15 May 2026 CONF Present RLBoost at NSDI'26 Excited to present RLBoost on NSDI'26 and meet talented researchers working on network and systems! 14 Apr 2026 PUB Foundry paper and code release Super excited to share Foundry! It is our recent work for fast LLM serving cold start via template-based CUDA graph context materialization. 13 Feb 2026 ROLE Incoming Citadel Securities QR internship Happy to share that I will work at Citadel Securities as Quantitative Researcher Intern for summer 2026 in Miami. 12 Dec 2025 PUB RLBoost accepted to NSDI'26 Happy to share that RLBoost has been accepted to NSDI'26. Wrapped up Student Researcher work with Systems Research @ Google!
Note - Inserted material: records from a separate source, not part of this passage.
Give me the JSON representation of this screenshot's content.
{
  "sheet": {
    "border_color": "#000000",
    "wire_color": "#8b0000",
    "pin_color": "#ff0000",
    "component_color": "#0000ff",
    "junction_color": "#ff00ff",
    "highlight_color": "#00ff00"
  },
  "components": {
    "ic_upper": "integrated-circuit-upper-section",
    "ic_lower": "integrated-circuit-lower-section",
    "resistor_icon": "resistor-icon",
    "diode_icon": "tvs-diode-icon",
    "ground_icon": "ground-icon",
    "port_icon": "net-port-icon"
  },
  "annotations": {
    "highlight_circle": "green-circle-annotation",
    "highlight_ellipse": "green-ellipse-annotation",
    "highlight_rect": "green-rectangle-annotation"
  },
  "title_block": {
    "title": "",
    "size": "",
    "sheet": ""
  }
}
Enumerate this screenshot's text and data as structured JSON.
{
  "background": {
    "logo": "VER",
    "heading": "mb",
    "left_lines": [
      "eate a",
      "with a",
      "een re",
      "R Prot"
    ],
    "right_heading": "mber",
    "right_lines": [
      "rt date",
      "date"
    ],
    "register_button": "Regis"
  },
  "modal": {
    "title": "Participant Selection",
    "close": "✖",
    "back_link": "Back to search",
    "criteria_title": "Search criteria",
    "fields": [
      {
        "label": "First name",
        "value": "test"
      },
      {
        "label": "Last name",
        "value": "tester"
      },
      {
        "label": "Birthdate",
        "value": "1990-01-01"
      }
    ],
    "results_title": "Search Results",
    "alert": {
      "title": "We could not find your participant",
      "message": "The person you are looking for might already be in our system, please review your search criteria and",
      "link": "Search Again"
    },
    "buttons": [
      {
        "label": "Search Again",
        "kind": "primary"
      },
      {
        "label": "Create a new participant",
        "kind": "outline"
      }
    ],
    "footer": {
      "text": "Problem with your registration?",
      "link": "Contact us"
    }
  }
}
Huge thanks to all my collaborators. 11 Jul 2025 PUB Plato accepted to COLM'25 Happy to share that Plato has been accepted to COLM'25. This is our work on planning and parallel decoding for efficient LLM inference. 10 May 2025 PUB CAKE accepted to ICML'25 Excited to share that CAKE has been accepted to ICML'25! It is our work on reducing long-context prefill latency by overlapping KV-cache computation and loading. 09 May 2025 ROLE Systems Research @ Google Student Researcher Internship Excited to join Systems Research @ Google as a Student Researcher in Seattle, working on distributed RL systems for LLMs. 08 Dec 2024 CONF LTE NeurIPS spotlight Honored to share that LTE was presented as a Spotlight at NeurIPS'24. This work explores structured sparsity and efficient sparse FFN kernels for LLMs. 07 Oct 2024 CONF mm2-gb ACM BCB oral Happy to share that mm2-gb was selected as an Oral at ACM BCB'24. It is our work on GPU-accelerated minimap2 for long-read DNA mapping. 06 Sep 2024 ROLE CSE 589 Graduate Student Instructor Happy to start as Graduate Student Instructor for CSE 589 Advanced Computer Networks at the University of Michigan.
05 Aug 2024 TALK Invited talk for General Motors Research Excited to give an invited talk, Scalable & Latency-tolerant Edge/Cloud Computing via Deep Factor Graph.
04 May 2024 ROLE General Motors CAV Lab Research Intern Excited to intern in the Connected Autonomous Vehicle Lab at General Motors, working on latency-tolerant edge/cloud positioning systems.
03 May 2024 TALK Invited talk at AMD HPC Apps Knowledge Sync Excited to give an invited talk on Minimap2-gigabases (mm2-gb) at AMD HPC Apps Knowledge Sync.
02 Aug 2021 AWARD Roger King Scholarship Honored to receive the Roger King Scholarship from the College of Engineering at the University of Michigan.
01 Aug 2019 AWARD Robomaster Final Competition Happy to share that our team won Runner-up Team and Grand Prize at the Robomaster Final Competition.